I keep wondering why is the pricing of this, auth0 etc so high, is this mostly for the employees and smaller groups? I can't see paying $6/mo/user to manage users for a non-enterprise SaaS offering.
When you have N employees, with people coming in and out all the time, something like this becomes essential. My previous employer used 70+ SaaS apps. Every role needed a different subset of them, ways of restricting access, and to roll them out for onboarding and eliminate access when off boarding. It means that people only need their password to Okta + a single 2FA and that’s it, and corporate rules can be put in place for that login. Even then people forget their password all the time. Imagine the chaos across all 70 SaaS products without something like this!
This exactly. Hard to grasp how much this kind of offering helps until you've had to single handedly do IT for a medium sized (or larger) org that uses a SaaS product for every distinct need.

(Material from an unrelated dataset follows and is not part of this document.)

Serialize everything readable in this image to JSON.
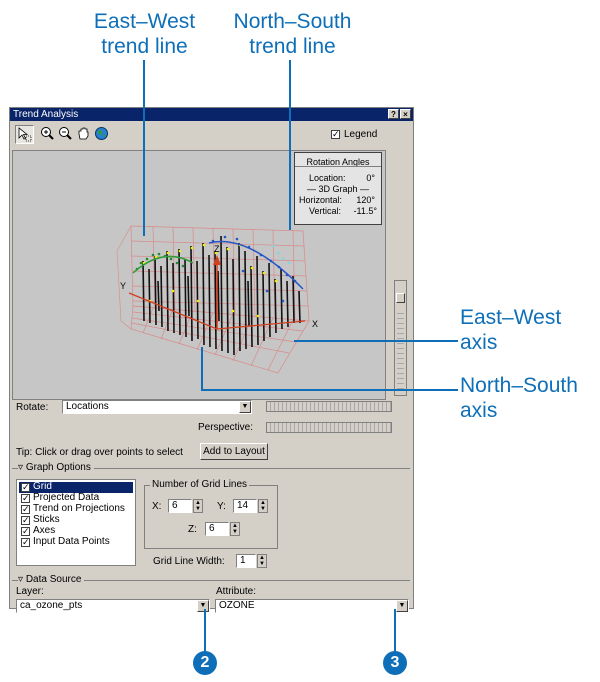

This is for companies to manage their own employees and other corporate access. OneLogin is a similar product, or you can use G-Suite or Office 365 if you already have that.
Auth0's main product is for managing public user access to your app. AWS Cognito, Google Firebase Auth, Azure AD B2C are all options that are affordable and even free depending on your scale.
*Auth0 and Okta actually do both public app and corporate user management, so it's not as simple when comparing them but you can research their sites for more info.
This is not a tool to for service providers to manage users for an SaaS offering, it's a tool for organizations to manage users for (ideally) the entire suite of SaaS offerings plus devices (including BYOD) used by the organization, across vendors, including internal apps.
Not really. Corporate identity management does much more around fine-grained access, automatic (de)provisioning, syncing data, device management, compliance and reporting, etc.
Of course it can also just authenticate users, but that's a tiny part of the functionality which is why it is so much more expensive.
I think part of the pricing strategy might be to get people to just sign up for Google for Work. They might be getting all these other apps for "free" for the same price as signing up for the authentication.
Otherwise, from what I can tell, it seems a bit high. I might be missing something since it is not my field.
The standalone identity offering is a “Premium Edition” offering that is usable with or without GCP or GSuite but also is an upgrade over the “Free Edition” available to GSuite and GCP admins that allows creating managed identities for users that don't need GCP licenses.
It's so bizarre there must be some mistake. Does this do significantly more than AWS Cognito which free for the first 50k users? https://aws.amazon.com/cognito/
This price point doesn't make sense outside of the niche SaaS offerings that can charge in the thousands per month.
You're seeing Cognito User Pool pricing. Cognito User Pools is basically having AWS host your user / password / details database for an app you're building. It takes care of some details like verifying e-mail addresses / phone numbers and integrates with Cogito Federated Identities, which makes it easy for your app to (for example) allow login via Google, Facebook, or an account they create (which is stored in that user pool).
This Google service looks more comparable to Okta or auth0. That is like if you're a sysadmin at a big company and you want one place where your users can be authenticated, which can then allow access to all of the web apps you use (Dropbox, Salesforce, Gmail, etc.).
EDIT: And to tie them together a little:
If you were building a web app using Cognito, you could likely add a federated identity via Okta, auth0, or this Google service, which would then allow your users to log in directly to your service through that without having to create / manage an account separately.
> This price point doesn't make sense outside of the niche SaaS offerings that can charge in the thousands per month.
It's not for SaaS offerings at all, it's for organizations like employers, and the purpose is to manage identity for employee devices (including BYOD) and multiple SaaS products (ideally, all of the SaaS products used by the org, though obviously not all existing SaaS offering support it yet.)
This is an upgraded version of the identity management (even for users beyond those with GCP licenses) included with GSuite, though it can be used independently of GSuite.